Starting point and research questions
The educational transfer is one of the most important areas of research in Comparative and International Education. Reference Societies, as one of the most essential concepts in the discussion on educational transfer, refer usually to “the model nation from which to borrow element” (e.g. Bendix, 1978; Schriewer, 1992). Following this definition, the existing research has focused almost exclusively on the positive type of reference societies, which work as desirable models indicating an accepting attitude toward the referring context, for example, Finnish schools in German media perception of PISA (Takayama et al., 2013).
Since the “PISA-Shock” after PISA 2000 (Waldow, 2009), the German media has been continually conducting reflections on their own school reforms, often along with searching for external examples for local contexts. In this process, Shanghai, as well as B-S-J-Z (Mainland China), has been one of the most hotly debated objects. An interesting phenomenon is that in spite of the same top – sometimes even better – performance as Finland in PISA, Mainland China was represented mostly as a negative reference society for German school reforms (Waldow et al., 2014). In opposition to the positive ones, negative reference societies play a purported role as “anti-model”, from which any kind of borrowing is rejected.
To this phenomenon, there are already several explanations provided by existing studies through the lens of cognitive dissonance theory (Cooper, 2011) as well as the country-of-origin effects based on national stereotypes (Waldow, 2017). However, this research work will shift the perspective of analysis to post-colonial theory, placing focus on the question: To what extent does this negative projection of China in German Media discourse relate to the legacy of the colonialized constitution of the relationship between Europa and Asia?
Theoretical framework
Stemming from the study of Orientalism (Said, 1978), the post-colonial theory encompasses diverse perspectives to understand the image constitution of reference societies in local contexts.
In the long historical process of worldwide expansion by Europeans, a dominant discourse of dichotomy came into space, which focused on the extent of modernity (Hall, 2018). Accordingly, the “Orient” was constructed as an exact counter-image of Europe, namely as “the other” of the West. The resulting binary system of representation is embedded in a stereotypical regime in which the “Orient” was designed as feminine, irrational, and primitive in contrast to the masculine, rational, and progressive West (Duara, 1996; Castro Varela & Dhawan, 2020).

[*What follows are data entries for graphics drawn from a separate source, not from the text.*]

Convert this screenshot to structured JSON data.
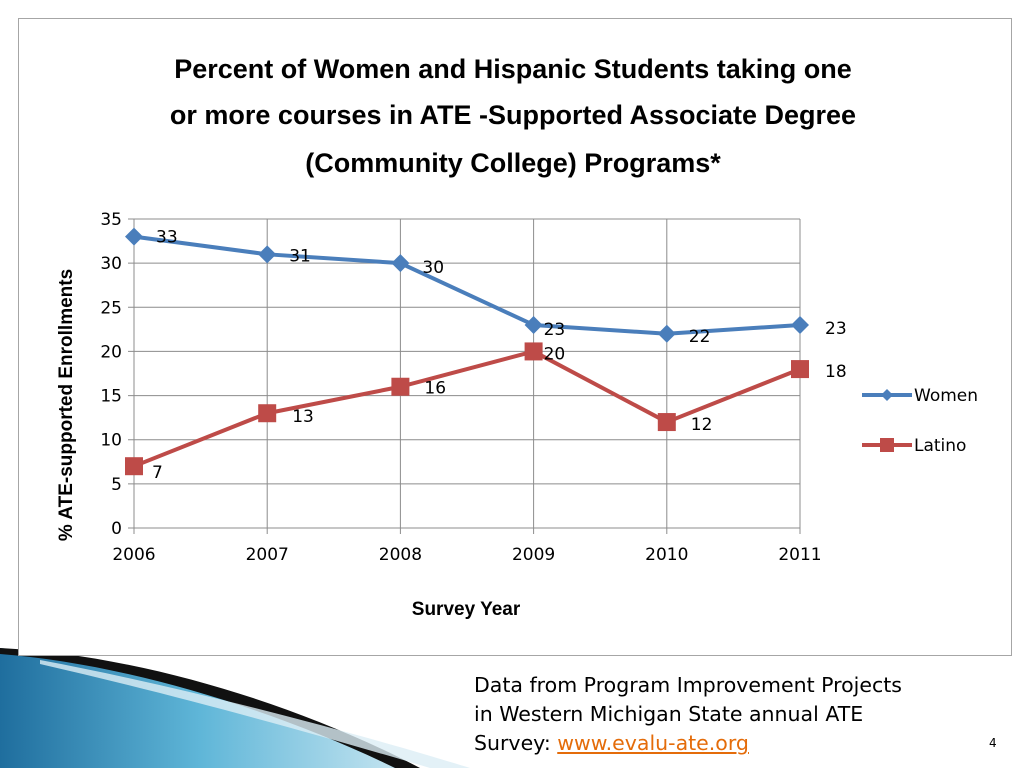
{
  "chart_data": {
    "type": "line",
    "title": [
      "Percent of  Women and Hispanic Students taking one",
      "or more courses in ATE -Supported  Associate Degree",
      "(Community College) Programs*"
    ],
    "xlabel": "Survey Year",
    "ylabel": "% ATE-supported Enrollments",
    "x": [
      "2006",
      "2007",
      "2008",
      "2009",
      "2010",
      "2011"
    ],
    "ylim": [
      0,
      35
    ],
    "yticks": [
      "0",
      "5",
      "10",
      "15",
      "20",
      "25",
      "30",
      "35"
    ],
    "grid": true,
    "legend_position": "right",
    "series": [
      {
        "name": "Women",
        "values": [
          33,
          31,
          30,
          23,
          22,
          23
        ],
        "labels": [
          "33",
          "31",
          "30",
          "23",
          "22",
          "23"
        ],
        "color": "#4a7ebb",
        "marker": "diamond"
      },
      {
        "name": "Latino",
        "values": [
          7,
          13,
          16,
          20,
          12,
          18
        ],
        "labels": [
          "7",
          "13",
          "16",
          "20",
          "12",
          "18"
        ],
        "color": "#be4b48",
        "marker": "square"
      }
    ]
  },
  "source": {
    "line1": "Data from Program Improvement Projects",
    "line2": "in Western Michigan State  annual ATE",
    "line3_prefix": "Survey: ",
    "link_text": "www.evalu-ate.org"
  },
  "page_number": "4"
}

However, both in history and in the actual circumstances, the prevailing representation of the “Orient” in the Western discourse is imaginary (Said, 1978; Hall, 2018). First of all, the “Orient” representing the geographical east of Europe was often reduced to a homogenous unity, regardless of the distinct differences among oriental cultures (Wang, 2011). Secondly, the understanding of the appearances in contemporary post-colonial regions is still framed by their primitive roots, often in the form of religion, for example, Islamism in Near East and Confucianism in East Asia. Last but not the least, the Western representations of the East were by no means straightforward, but often characterized by a deep “ambivalence” (Bhabha, 2014): The "Orient" has experienced contempt and inferiority on one hand, and attraction and anxiety on the other.